The CEO of blockchain company Ripple had some strong words for the U.S. Securities and Exchange Commission. Brad Garlinghouse told CNBC’s Dan Murphy at the Ripple Swell conference in Dubai that he thinks the agency has lost sight of its mission to protect investors.
“I think the SEC, in my opinion, has lost sight of their mission to protect investors. And the question is, who are they protecting in this journey?” Garlinghouse said Thursday. The SEC was not immediately available for comment when contacted by CNBC.
In 2020, the SEC accused Ripple and its executives of conducting a $1.3 billion securities fraud via sales of XRP to retail investors. The agency alleged that Ripple failed to register an ongoing offer and sale of billions of XRP tokens to investors, depriving them of adequate disclosures about XRP and Ripple’s business.
In July, Ripple was handed a pivotal victory as a judge ruled that XRP is not in and of itself a security. Following this, the SEC was denied a request for an interlocutory appeal. Then, in October, the SEC dropped its securities law violation charges against Garlinghouse and Ripple executive Chris Larsen.
The next key step in the case is the remedies discovery process. The SEC has 90 days from Nov. 9 to conduct remedies-related discovery, according to a proposed schedule submitted by the SEC.
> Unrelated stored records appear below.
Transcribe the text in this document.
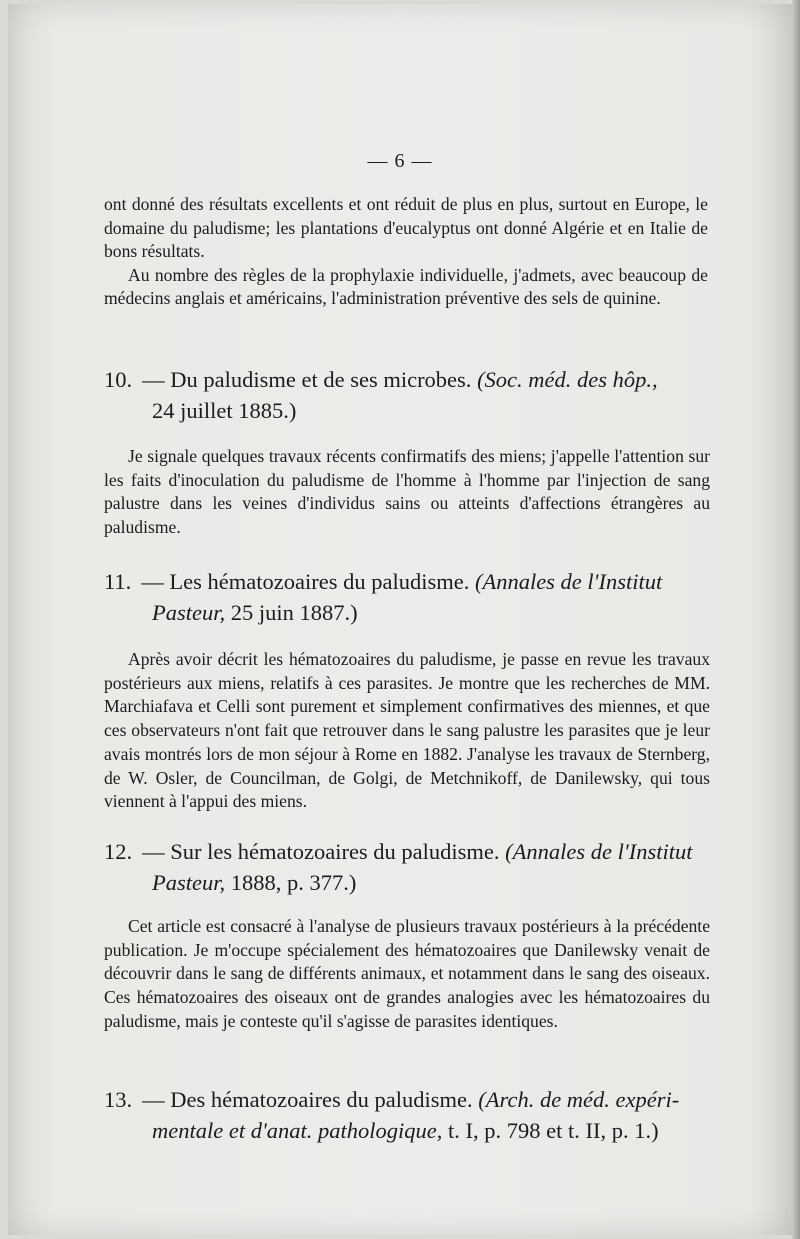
— 6 —

ont donné des résultats excellents et ont réduit de plus en plus, surtout en Europe, le domaine du paludisme; les plantations d'eucalyptus ont donné Algérie et en Italie de bons résultats.

Au nombre des règles de la prophylaxie individuelle, j'admets, avec beaucoup de médecins anglais et américains, l'administration préventive des sels de quinine.

10. — Du paludisme et de ses microbes. (Soc. méd. des hôp.,
24 juillet 1885.)
Je signale quelques travaux récents confirmatifs des miens; j'appelle l'attention sur les faits d'inoculation du paludisme de l'homme à l'homme par l'injection de sang palustre dans les veines d'individus sains ou atteints d'affections étrangères au paludisme.
11. — Les hématozoaires du paludisme. (Annales de l'Institut
Pasteur, 25 juin 1887.)
Après avoir décrit les hématozoaires du paludisme, je passe en revue les travaux postérieurs aux miens, relatifs à ces parasites. Je montre que les recherches de MM. Marchiafava et Celli sont purement et simplement confirmatives des miennes, et que ces observateurs n'ont fait que retrouver dans le sang palustre les parasites que je leur avais montrés lors de mon séjour à Rome en 1882. J'analyse les travaux de Sternberg, de W. Osler, de Councilman, de Golgi, de Metchnikoff, de Danilewsky, qui tous viennent à l'appui des miens.
12. — Sur les hématozoaires du paludisme. (Annales de l'Institut
Pasteur, 1888, p. 377.)
Cet article est consacré à l'analyse de plusieurs travaux postérieurs à la précédente publication. Je m'occupe spécialement des hématozoaires que Danilewsky venait de découvrir dans le sang de différents animaux, et notamment dans le sang des oiseaux. Ces hématozoaires des oiseaux ont de grandes analogies avec les hématozoaires du paludisme, mais je conteste qu'il s'agisse de parasites identiques.
13. — Des hématozoaires du paludisme. (Arch. de méd. expéri-
mentale et d'anat. pathologique, t. I, p. 798 et t. II, p. 1.)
Garlinghouse hopes that the U.S. will move beyond a situation where crypto regulation is dictated by a constant stream of litigation to a point where federal laws governing digital currencies are introduced by Congress.
Ripple is a payments company that specializes in cross-border money transfers through the blockchain. The company’s RippleNet network is used by financial institutions to send funds from one country to another. Ripple also leverages XRP, a cryptocurrency, to make cross-border payments. The XRP token is meant to act as a kind of “bridge” currency between one fiat currency and another as those transactions flow across countries.
So, say you want to send some money from the U.S. to Mexico. Ripple’s technology lets you do that by converting the U.S. dollars into XRP, transferring the XRP over to Mexico, and then converting it into Mexican pesos on the other side. By doing so, Ripple says, you don’t need to have pre-funded accounts on the other side of a cross-border transaction in order to get that money.
XRP in its most common usage is ultimately a token that investors speculate on. And when its price dropped drastically in the 2018 crypto bear market, regulators got concerned about the impact of these digital currencies on retail investors.
In Ripple’s case, unlike bitcoin, the cryptocurrency is predominantly owned by Ripple, which holds a huge amount of XRP in an escrow account and releases tokens on a quarterly basis to a mix of institutional investors and retail investors via sales on cryptocurrency exchanges. This is a big part of how Ripple makes money.
That has been a big point of contention for the SEC as it pursues its case against Ripple. Ripple, for its part, maintains that XRP shouldn’t be considered a security and is more akin to a currency or commodity. Being designated a security would mean Ripple having to file lots of paperwork and disclosures with regulators, a process that could prove costly.